Hot Stamper Pressings of the Music of Dave Brubeck Available Now
Michael Fremer spends two hours and ten minutes on his site going through a list of 100 All Analog In Print Reissued Records You Should Own.
On this list is the 45 RPM Bernie Grundman cutting of Time Out. Fremer apparently liked it a whole lot more than we did. We think it is just plain awful.
The MoFi Kind of Blue is on this same list, another pressing that is astonishingly bad, or, at the very least, really, really wrong.
If you’re the kind of person who might want to give Michael Fremer the benefit of the doubt when it comes to All Analog records he thinks sound good, ones he thinks you should own, try either one of them. If you think they sound just fine, you sure don’t need me to tell you that they’re completely and utterly awful.
There might be some decent records on the list, but if it has two massive failures that I just happened to come across in the five minutes I spent watching the video — I have very little tolerance for the sort of amateurishness he displays — I would suspect the winners are few and the losers many.
As a practical rule, if you want good sounding vinyl, you should avoid anything on his list.
And if you do try some and do like them, let me know which ones you think sound good and I will try to get hold of some copies and listen to them for myself.
Here is what we had to say about the Brubeck that Mikey recommends. We called it:
An audiophile hall of shame pressing and another Classic Records jazz LP poorly mastered for the benefit of audiophiles looking for easy answers and quick fixes. Sonic Grade: F.
Our story:
Not long ago we found a single disc from the 45 RPM four disc set that Classic Records released in 2002 and decided to give it a listen as part of a shootout. My notes can be seen below, but for those who have trouble reading my handwriting, here they are:
- Big but hard
- Zero (0) warmth
- A bit thin and definitely boring
- Unnatural
- No fun
- No F***ing Good (NFG)
Does that sound like a record you would enjoy playing? I sure didn’t.
But this is the kind of sound that Bernie Grundman managed to find on Classic Record after Classic Record when he began cutting for them in the mid-90s.
We’ve been complaining about the sound of these records for more than twenty years, but a great many audiophiles and the reviewers who write for them told us we were wrong. If you have a copy of this album on Classic, at 33 or 45, play it and see if you don’t hear the problems we describe.
To see what we had to say about the 33 RPM version on Classic many years ago, click here.

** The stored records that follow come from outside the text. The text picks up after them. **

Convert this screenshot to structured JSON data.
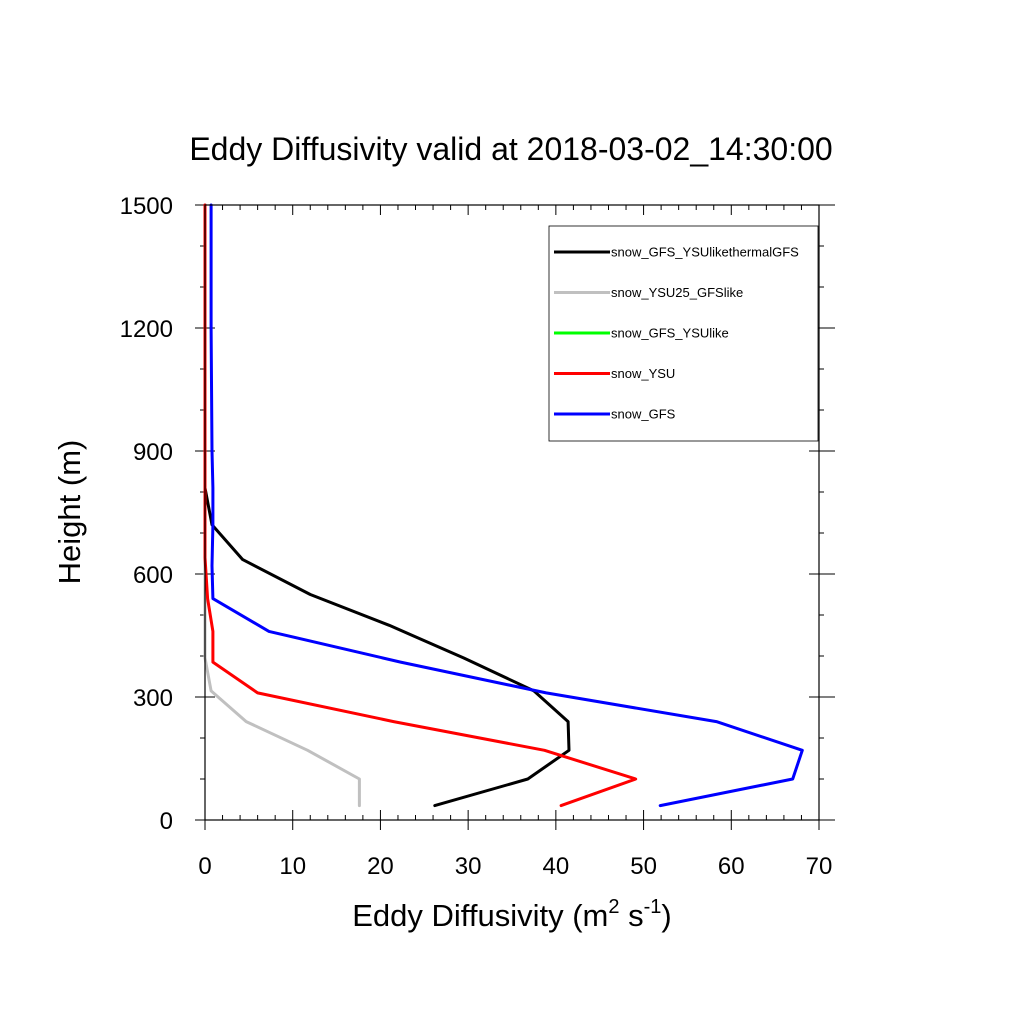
{
  "chart_data": {
    "type": "line",
    "title": "Eddy Diffusivity valid at 2018-03-02_14:30:00",
    "xlabel": {
      "base": "Eddy Diffusivity (m",
      "sup1": "2",
      "mid": " s",
      "sup2": "-1",
      "end": ")"
    },
    "ylabel": "Height (m)",
    "xlim": [
      0,
      70
    ],
    "ylim": [
      0,
      1500
    ],
    "xticks": [
      0,
      10,
      20,
      30,
      40,
      50,
      60,
      70
    ],
    "xtick_labels": [
      "0",
      "10",
      "20",
      "30",
      "40",
      "50",
      "60",
      "70"
    ],
    "yticks": [
      0,
      300,
      600,
      900,
      1200,
      1500
    ],
    "ytick_labels": [
      "0",
      "300",
      "600",
      "900",
      "1200",
      "1500"
    ],
    "legend_position": "top-right",
    "series": [
      {
        "name": "snow_GFS_YSUlikethermalGFS",
        "color": "#000000",
        "points": [
          [
            26.2,
            35
          ],
          [
            36.8,
            100
          ],
          [
            41.5,
            170
          ],
          [
            41.4,
            240
          ],
          [
            37.5,
            315
          ],
          [
            29.5,
            395
          ],
          [
            21,
            475
          ],
          [
            12,
            550
          ],
          [
            4.3,
            635
          ],
          [
            0.8,
            720
          ],
          [
            0,
            810
          ],
          [
            0,
            900
          ],
          [
            0,
            1200
          ],
          [
            0,
            1500
          ]
        ]
      },
      {
        "name": "snow_YSU25_GFSlike",
        "color": "#c0c0c0",
        "points": [
          [
            17.6,
            35
          ],
          [
            17.6,
            100
          ],
          [
            11.7,
            170
          ],
          [
            4.7,
            240
          ],
          [
            0.7,
            315
          ],
          [
            0,
            395
          ],
          [
            0,
            475
          ],
          [
            0,
            550
          ],
          [
            0,
            635
          ],
          [
            0,
            720
          ],
          [
            0,
            810
          ],
          [
            0,
            900
          ],
          [
            0,
            1200
          ],
          [
            0,
            1500
          ]
        ]
      },
      {
        "name": "snow_GFS_YSUlike",
        "color": "#00ff00",
        "points": []
      },
      {
        "name": "snow_YSU",
        "color": "#ff0000",
        "points": [
          [
            40.6,
            35
          ],
          [
            49.1,
            100
          ],
          [
            38.7,
            170
          ],
          [
            21.5,
            240
          ],
          [
            6,
            310
          ],
          [
            0.9,
            385
          ],
          [
            0.9,
            460
          ],
          [
            0.3,
            540
          ],
          [
            0,
            640
          ],
          [
            0,
            720
          ],
          [
            0,
            810
          ],
          [
            0,
            900
          ],
          [
            0,
            1200
          ],
          [
            0,
            1500
          ]
        ]
      },
      {
        "name": "snow_GFS",
        "color": "#0000ff",
        "points": [
          [
            51.9,
            35
          ],
          [
            67,
            100
          ],
          [
            68.1,
            170
          ],
          [
            58.3,
            240
          ],
          [
            38.9,
            310
          ],
          [
            22.3,
            385
          ],
          [
            7.3,
            460
          ],
          [
            0.9,
            540
          ],
          [
            0.8,
            620
          ],
          [
            0.9,
            720
          ],
          [
            0.9,
            810
          ],
          [
            0.8,
            900
          ],
          [
            0.7,
            1200
          ],
          [
            0.7,
            1500
          ]
        ]
      }
    ]
  }
}
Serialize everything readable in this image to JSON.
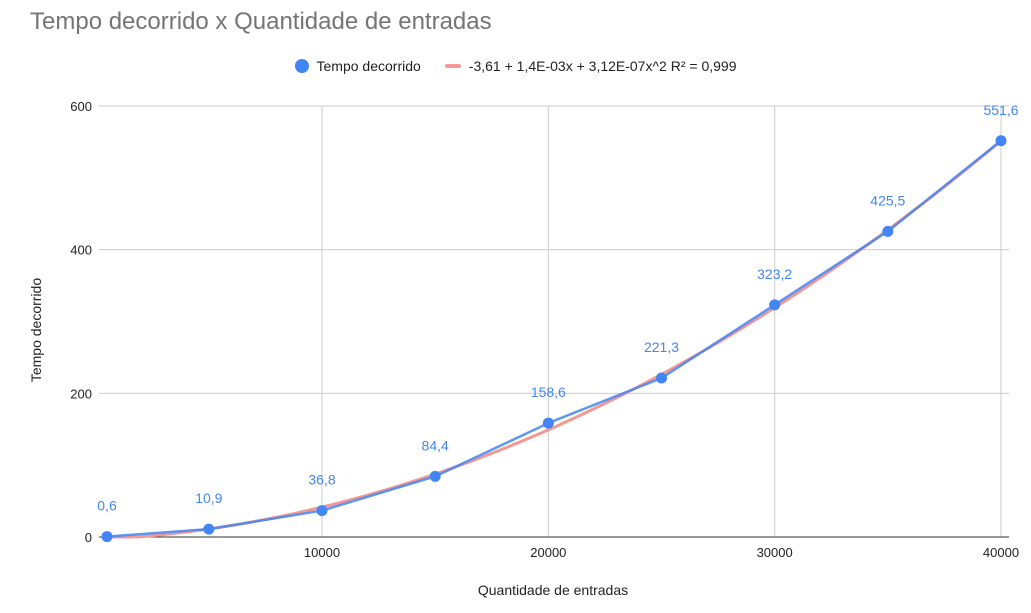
{
  "chart_data": {
    "type": "scatter",
    "title": "Tempo decorrido x Quantidade de entradas",
    "xlabel": "Quantidade de entradas",
    "ylabel": "Tempo decorrido",
    "xlim": [
      500,
      40000
    ],
    "ylim": [
      0,
      600
    ],
    "x_ticks": [
      10000,
      20000,
      30000,
      40000
    ],
    "y_ticks": [
      0,
      200,
      400,
      600
    ],
    "grid": true,
    "legend_position": "top",
    "series": [
      {
        "name": "Tempo decorrido",
        "color": "#4285F4",
        "mode": "lines+markers",
        "x": [
          500,
          5000,
          10000,
          15000,
          20000,
          25000,
          30000,
          35000,
          40000
        ],
        "y": [
          0.6,
          10.9,
          36.8,
          84.4,
          158.6,
          221.3,
          323.2,
          425.5,
          551.6
        ],
        "labels": [
          "0,6",
          "10,9",
          "36,8",
          "84,4",
          "158,6",
          "221,3",
          "323,2",
          "425,5",
          "551,6"
        ]
      }
    ],
    "trendline": {
      "name": "-3,61 + 1,4E-03x + 3,12E-07x^2 R² = 0,999",
      "color": "#F29895",
      "type": "polynomial",
      "coefficients": [
        -3.61,
        0.0014,
        3.12e-07
      ],
      "r2": 0.999
    }
  }
}
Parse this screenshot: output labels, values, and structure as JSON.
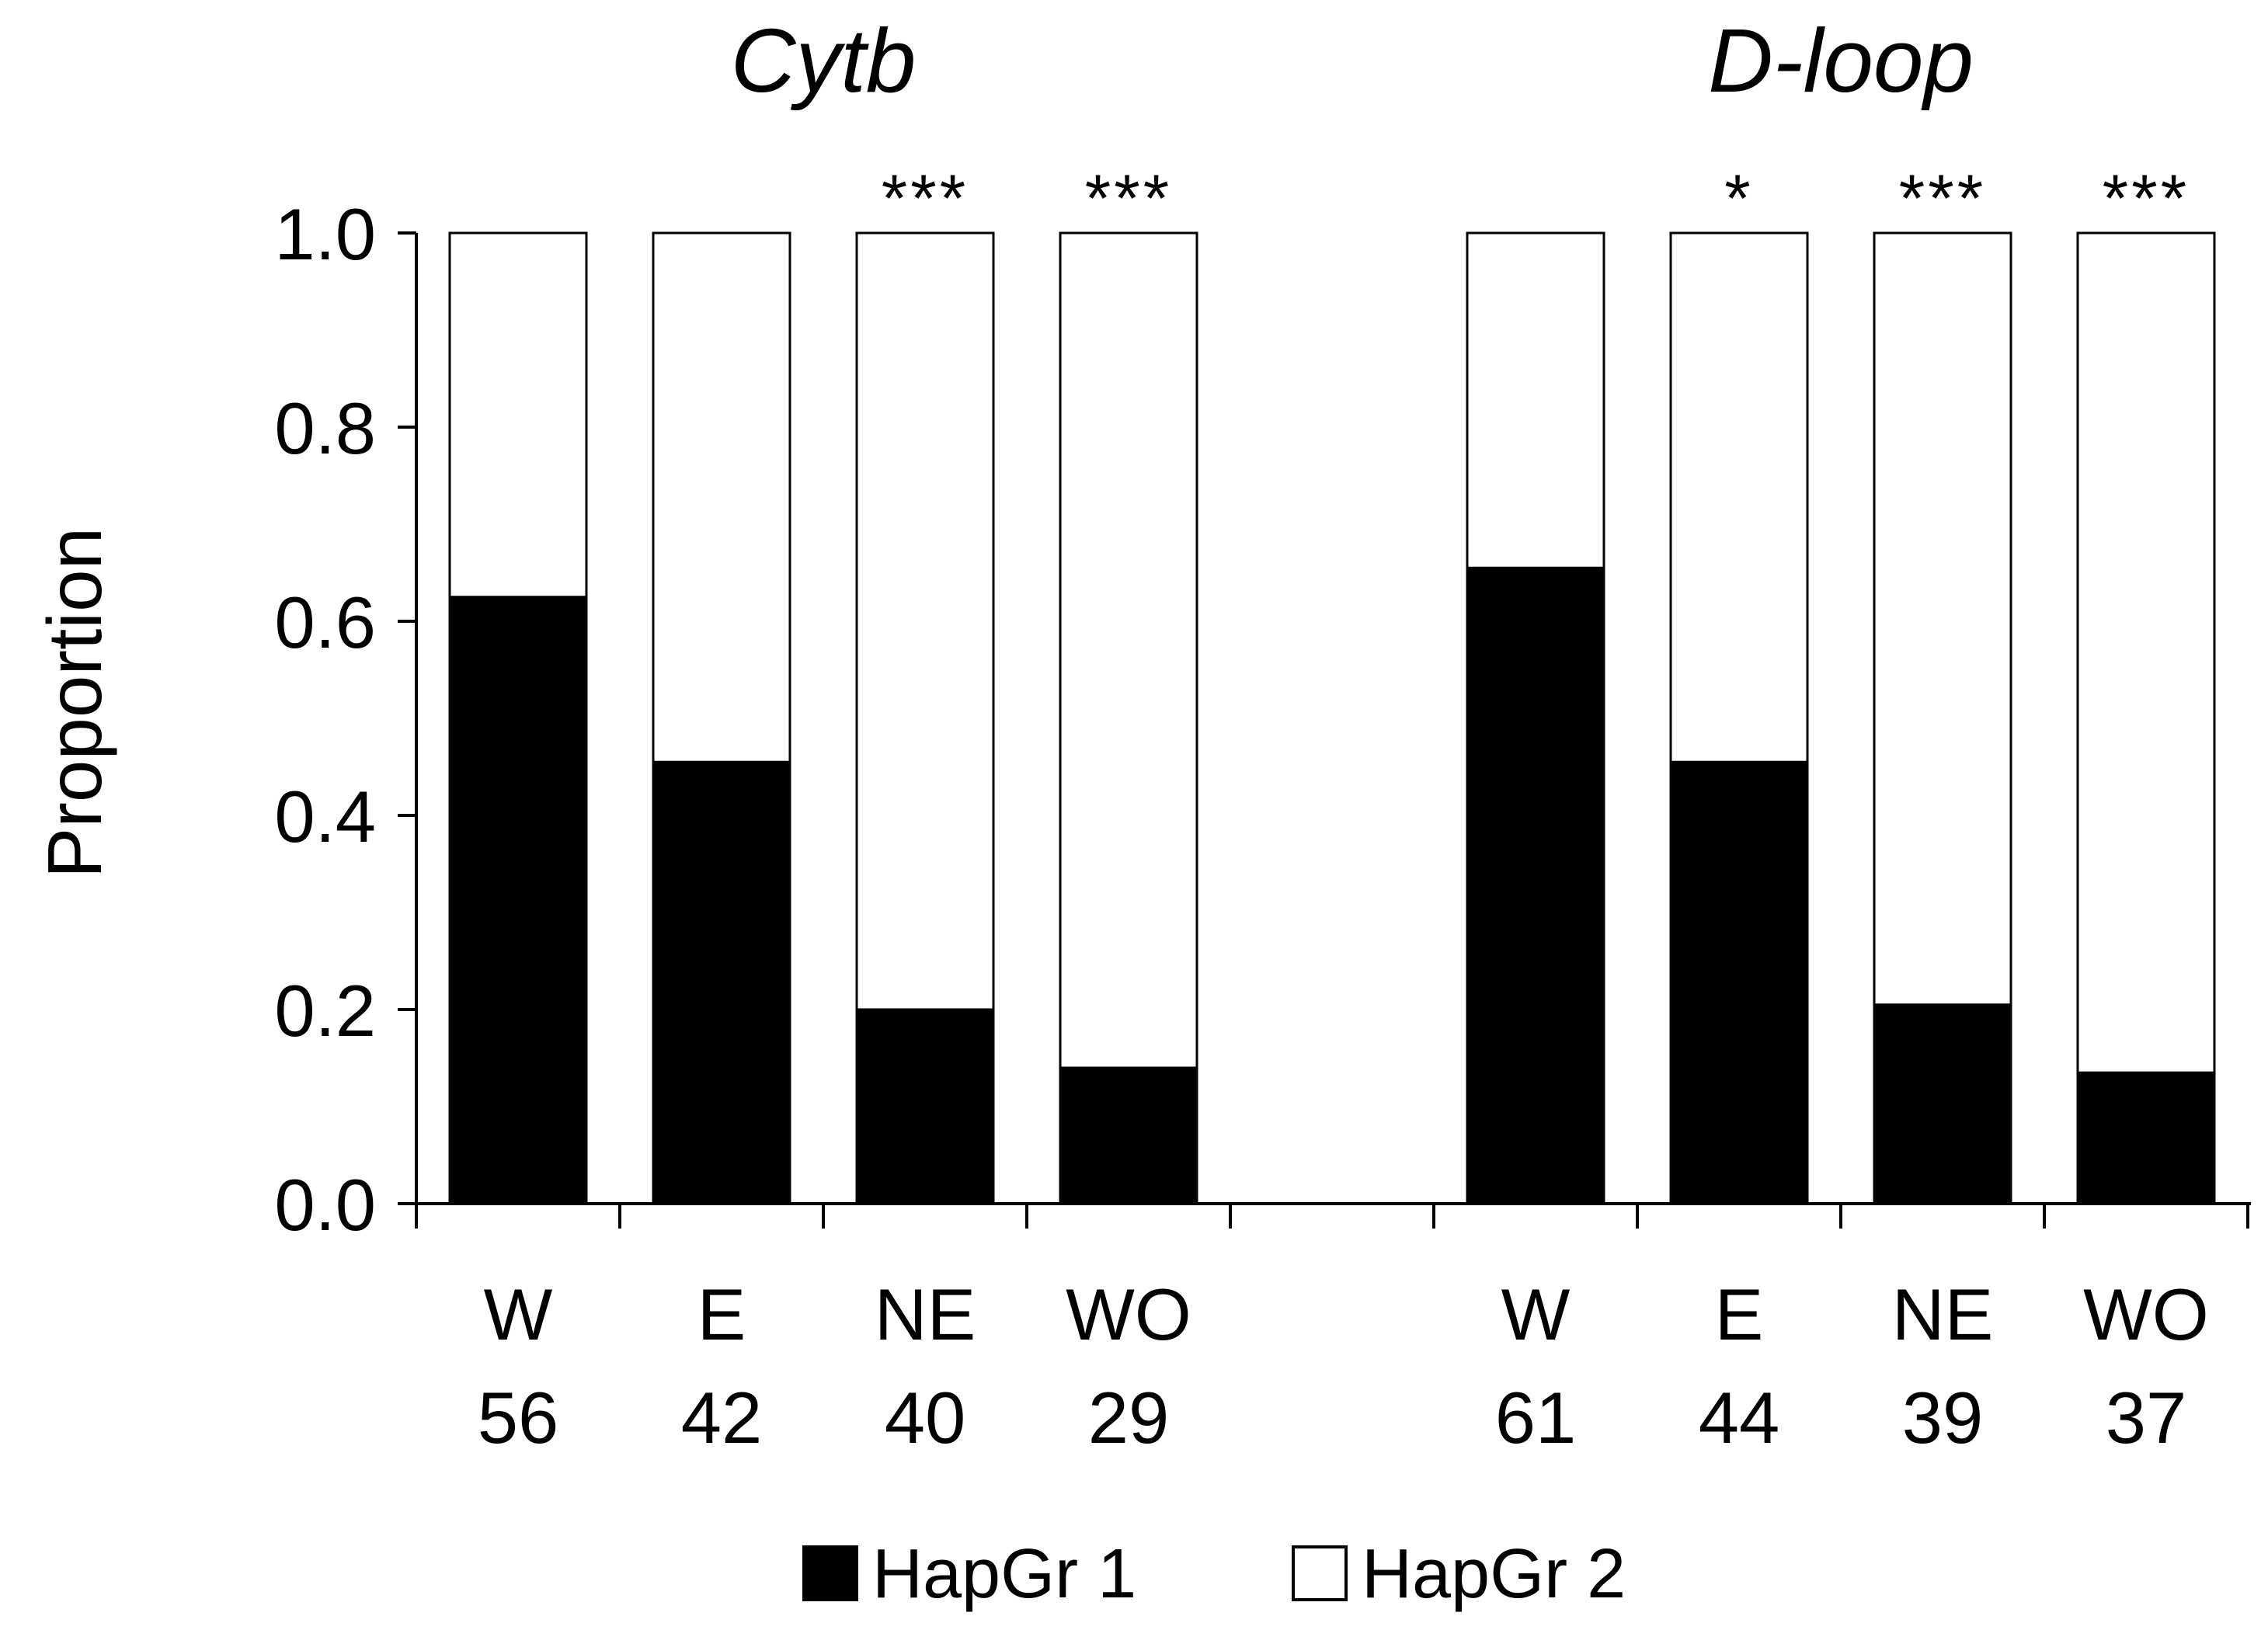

Maybe we got a bad 45 and the others are better. That has not been our experience.
In these four words we can describe the sound of the average Classic Records pressing.
Not all of their records are as bad sounding as Time Out. We favorably review some of the better ones here.
Reviewer malpractice? We’ve been writing about it since the 90s and see no reason to stop now.
A Must Own Jazz Record
We consider Time Out a masterpiece. It’s a recording that should be part of any serious jazz collection. Others that belong in that category can be found here.
Records are getting awfully expensive these days, and it’s not just our Hot Stampers that seem priced for perfection.
If you are still buying these modern remastered pressings, take the advice of some of our customers and stop throwing your money away on Heavy Vinyl and Half-Speed mastered LPs
At the very least let us send you a Hot Stamper pressing — of any album you choose — that can show you what is wrong with your copy. of the album.
And if for some reason you believe that the pressing you own sounds better than the Hot Stamper we send you , we will happily give you all your money back and wish you the very best.
Below you will find our reviews and commentaries for the hundreds of Heavy Vinyl pressings we’ve played over the years.
We confess that even as recently as the early 2000s we were still impressed with some of the better Heavy Vinyl pressings. If we’d never made the progress we’ve worked so hard to make over the course of the last twenty or more years, perhaps we would find more merit in the Heavy Vinyl reissues many audiophiles are impressed by these days.
We’ll never know of course; that’s a bell that can be unrung. We did the work, we can’t undo it, and the system that resulted from it is merciless in revealing the truth — that these newer pressings are second-rate at best and much more often than not third-rate or even worse.
Some audiophile records sound so bad, I was so pissed off I created a unique circle of vinyl hell to put them in.
Setting higher standards — no, being able to set higher standards — in our minds is a clear mark of progress. Judging by the hundreds of letters we’ve received, we know that our customers see — and hear — things the same way.